Senior Application Security Engineer

ABOUT THE TEAM

The product security plays a vital role in identifying and mitigating risks within the Mural product as well as partnering with other engineering teams to recommend product features that enhance security for our customers.

YOUR MISSION

As an Application Security Engineer, your role will involve executing the MURAL product security strategy. You will manage Mural’s public bug bounty submissions, SAST testing within our CI workflow. Collaborating closely with developers, you will work to expand security testing coverage and lead security reviews of MURAL product features.
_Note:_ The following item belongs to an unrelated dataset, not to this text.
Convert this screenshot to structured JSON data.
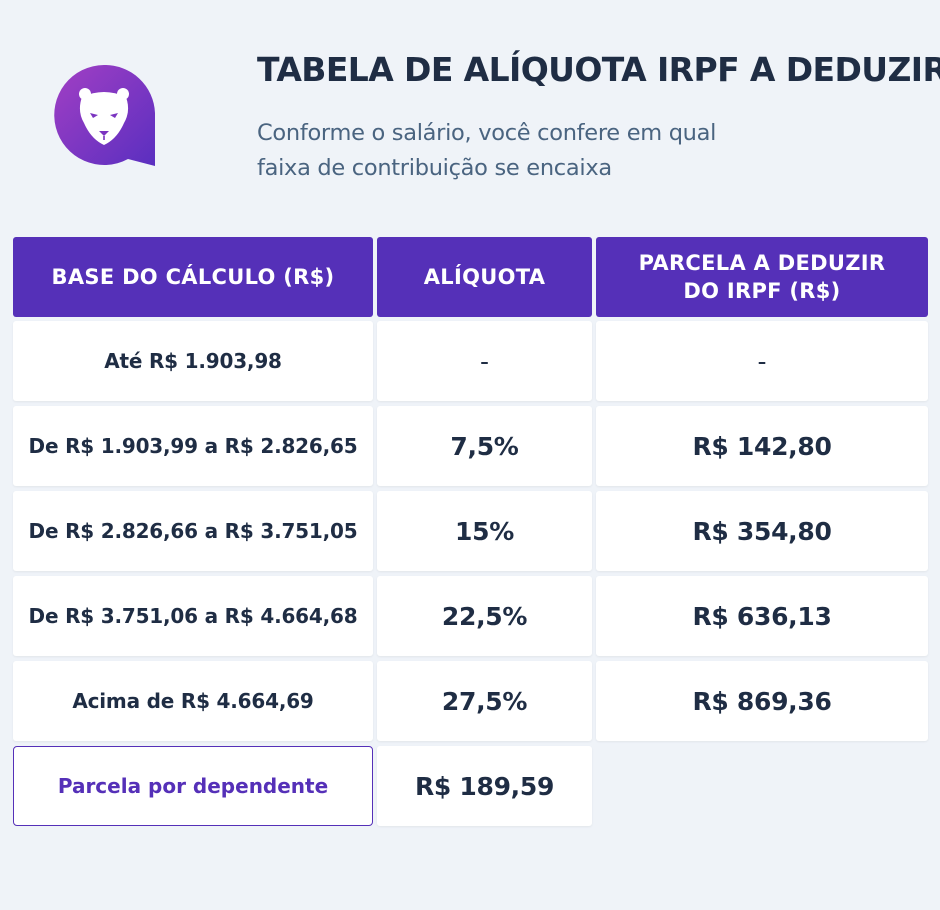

Additionally, you will play a crucial role in educating and promoting secure coding best practices.

WHAT YOU'LL DO

• Performing security reviews of Mural product features and architecture
• Manage and operate our bug bounty program
• Lead penetration testing and manage any risks to remediation
• Implementation and operation of SAST and DAST technologies in the CI workflow
• Working closely with Engineering teams to track and manage product risks to remediation
• Working closely with Engineering to increase coverage of security testing
• Communicating and nurturing relationships with security researchers, customers, and other stakeholders
• Producing metrics to help track the health of our product vulnerability management strategy
• Educating and evangelizing secure coding best practices

WHAT YOU'LL BRING

• 5+ years experience in a product security focused role
• Experience with product security at a multi-tenant SaaS company preferred
• Experience with vulnerability management
• Deep understanding of web application and mobile application security risks
• Deep understanding of Linux, Networking, Cryptography, and Cloud Architecture fundamentals
• Software development experience with Node.JS or other frameworks like React, Angular, etc. is a preferred
• Familiarity with MongoDB, Node.JS, Ruby, and/or Python is preferred. 
• If you have participated in public or private Bug Bounty programs, or have any other open source or community contributions, presentations, or blog posts in the security space, please share it with us!
• Excellent command of English, both written and verbal

For roles based in New York City, California, Colorado, and Washington, the base salary for this role ranges from $160,000 - $200,000 + benefits. Compensation offered will be determined by factors such as location, level, job-related knowledge, skills, and experience. Certain roles may be eligible for variable compensation.